I challenge anyone here to give an example of any product or service, ever, which has been efficiently delivered by government.

Imagine if we had a department of mobile phones, and all our mobile phones were produced and issued by a government run provider, the quality would go down, the price would go up and the distribution would reduce, year on year. Instead, we have a free market in technology, the price goes down, the quality goes up and the distribution increases, year on year.

Governments were never supposed to provide products or services, they are not capable of doing it, only an open and free marketplace can.

If you don't believe me, just watch as the NHS provides a poorer service next year, and will need more money than it did this year to do it. It doesn't work, it will never work.
 






Half Time Pies

Well-known member
Sep 7, 2003
1,575
Brighton
It needs to be run by private companies, operating services on a tariff basis, funded centrally by the government. This would improve efficiency and remove the wasted money spent on arse covering middle and senior public sector management, the money saved then diverted back to frontline services. Couple this with a centrally operated purchasing system, giving the NHS as a whole far greater bargaining power, driving down the cost of consumable items.

This is pretty much the blue print for the future of the NHS anyway.

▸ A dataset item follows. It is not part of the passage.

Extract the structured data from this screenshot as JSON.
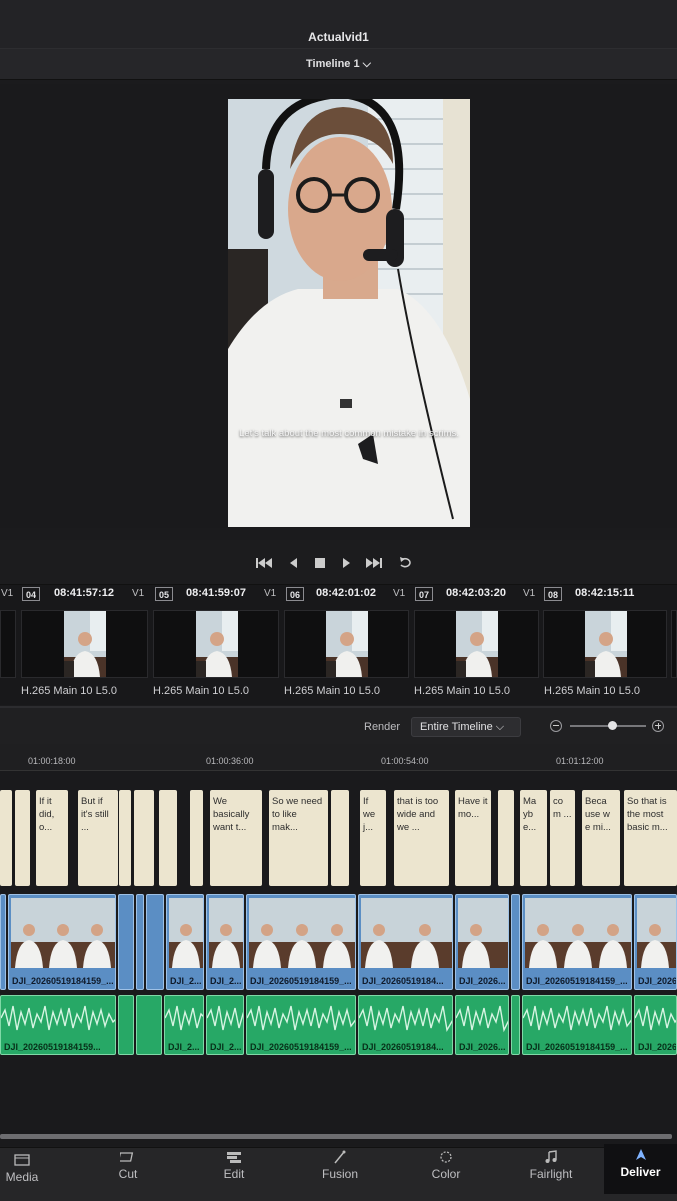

I am not aware of any evidence that contracting out to private companies saves money which can be then be diverted to frontline services. In my experience of working for a North London NHS trust for 6 years those services that were contracted out tended to cost the trust significantly more money in the long run.
 


Triggaaar

Well-known member
Oct 24, 2005
53,057
Goldstone
How about, instead of paying in money and having the government dish it out, people pay into a health savings account which can only be used for medical expenses, but can be directed by the person to a health care provider of their choosing?
So when we need health care, can we only use the amount of money we personally have put it, or can we use the overall pot everyone paid into. If the first, then poor people die, if the latter, how much can we use?

If you don't believe me, just watch as the NHS provides a poorer service next year, and will need more money than it did this year to do it. It doesn't work, it will never work.
So you're saying that the NHS provides a worse service than it did in the 40s, 50s, 60s? That's obviously nonsense. Lots of my family have had great service from the NHS, curing problems they couldn't have hoped to achieve decades ago. A lot of this of course is due to the advancement in medical treatment (which comes at a cost), but I'm not the one saying the service will be worse year on year.